違和感の解剖図:勝負事とエンタメの不都合な真実

競馬、ボート、Mリーグからテレビ批評まで。世間に漂う「建前」を剥ぎ取り、その裏に潜む違和感の正体をロジカルに解剖する。単なる感想を超えた、不都合な真実の記録。


スポンサーリンク

なぜ飲食テロは「仲間内ウケ」から止められないのか? Z世代の迷惑行為がTikTokで拡散される構造と狭すぎる公共性の定義


スポンサーリンク

www.zakzak.co.jp

スシローで醤油をペロペロした事件があった。

それも2年以上前で、当時ものすごく問題になった。

今度はくら寿司で同じようなことが起きた。

山形の女子学生がやらかしたそうで、実名や女子学生の実家なども特定されているらしい。

無論、ここでは書かないが、早々に特定されてしまう中で、なぜそんなことをするのか、不思議で仕方ない。

仲間内では「ボケ」だが、外部には「テロ」

TikTokにあげた動画が問題視されたようだが、個人が運営するTikTokの中には確かに、「えっ?」と思うものが散見される。

「どうせ誰も見ないだろう」という気持ちや、仲間内に見せてウケを狙おうといったものが飲食テロを起こさせるのではないだろうか。

例えば、レーンで流れる寿司を指で触る行為は、本人や仲間内にすれば「単なるボケ」で、「おいおいなにやってんだよ」とツッコミを入れて成立する。

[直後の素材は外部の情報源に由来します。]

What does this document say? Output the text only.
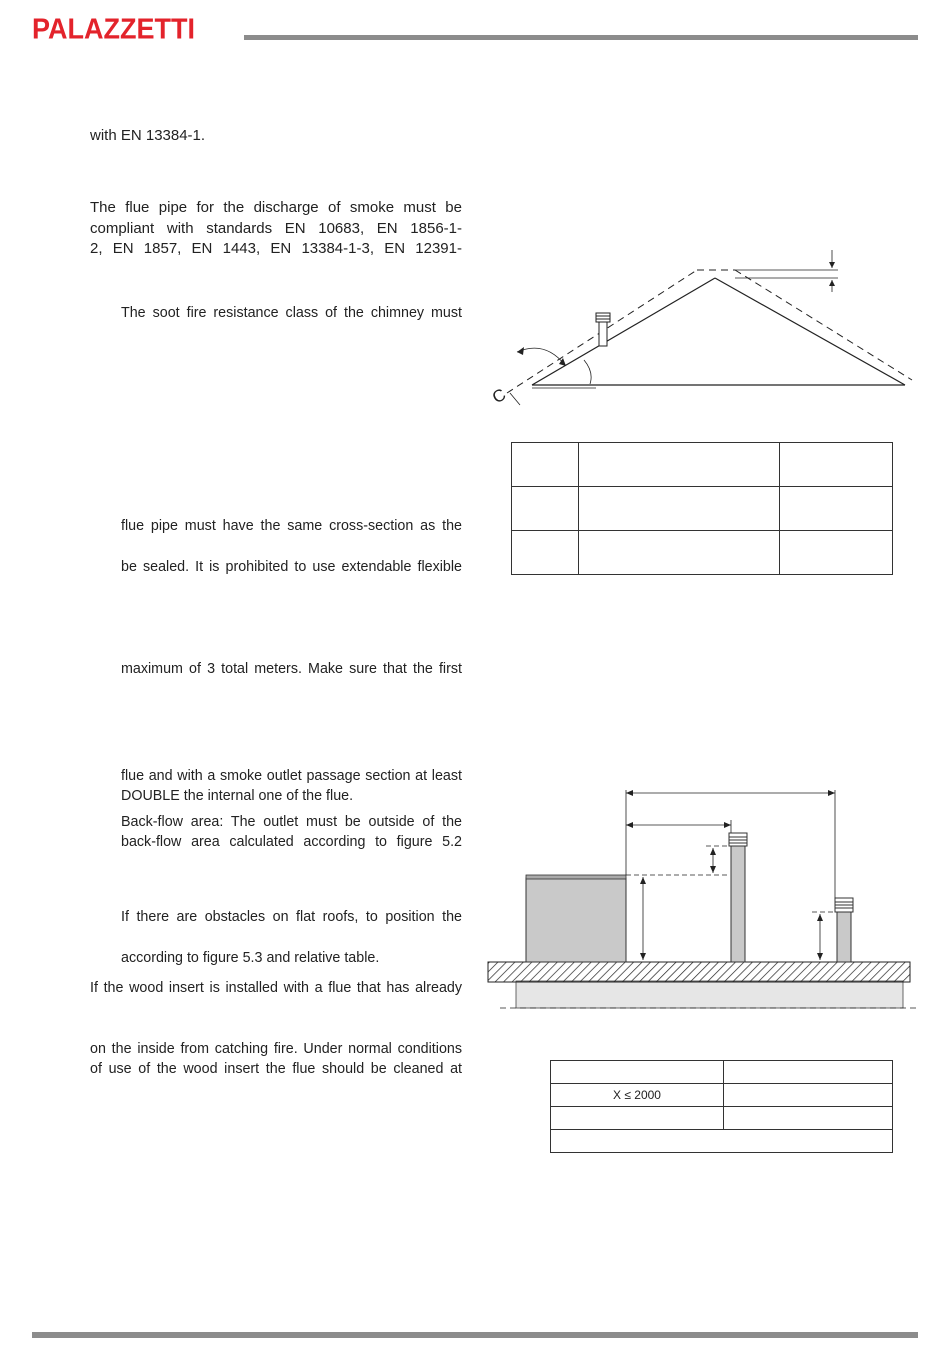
PALAZZETTI
with EN 13384-1.
The flue pipe for the discharge of smoke must be
compliant with standards EN 10683, EN 1856-1-
2, EN 1857, EN 1443, EN 13384-1-3, EN 12391-
The soot fire resistance class of the chimney must
flue pipe must have the same cross-section as the
be sealed. It is prohibited to use extendable flexible
maximum of 3 total meters. Make sure that the first
flue and with a smoke outlet passage section at least
DOUBLE the internal one of the flue.
Back-flow area: The outlet must be outside of the
back-flow area calculated according to figure 5.2
If there are obstacles on flat roofs, to position the
according to figure 5.3 and relative table.
If the wood insert is installed with a flue that has already
on the inside from catching fire. Under normal conditions
of use of the wood insert the flue should be cleaned at
C

X ≤ 2000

醤油の注ぎ口をダイレクトに口に含む行為もボケであり、「バカやってんなぁ」ぐらいにしか仲間は思わない。

ところが、仲間ではない人からすれば、一連の行為はボケでもなんでもなく、単なるテロ行為、迷惑行為である。

若気の至りで色んな悪いことをした人は今も昔もいるが、結局狭いコミュニティの中でウケを狙った結果、多くの人に迷惑をかける事態となった。

近くに中学や高校が存在する方は登下校の学生を思い浮かべてほしい。

一人で帰る子は基本大人しく、二人で帰っている子たちも比較的おとなしい。

人数が増えるごとにどんどんうるさくなる。

若いうちはこんなもんで、日本だけの話ではなく、どこの国でもこんな感じではないだろうか。

つまり、飲食テロは今後も起こり続ける。

大人が気づいていないだけで、中高生がやらかす迷惑行為がTikTokにたくさんあるのではないか。

ホームレスの女性に「コンビニで奢ってあげる」と話を持ち掛けた若い女の子が会計の時に逃げて、ホームレスの女性が困る様子をもう一人が撮影してネットに投稿する事案があった。

犯人は10代の男女で家庭裁判所に送致されてしまった。

罪名は建造物侵入だったが、こんなことは今後も起こるだろう。

狭すぎる「仲間内」基準が公共性を失わせる

個人的には家庭環境の問題など、社会性・公共性とは何かを学ぶ機会が十分に得られないのが原因だと考える。

喧嘩自慢みたいな人を思い浮かべると、仲間を大切にする気持ちはあっても、その外側の人まで大切にする、配慮する気持ちはあるのだろうかと見ていて思う。

基準がすべて仲間がどう思うかになっている。

もちろん大事なことだが、それだけでは社会性・公共性は得られない。

仲間は大事だが、社会に迷惑をかけたらその仲間に悪影響が及ぶ。

仲間の捉え方をもう少し広くなれば、こうした飲食テロは減るのかもしれない。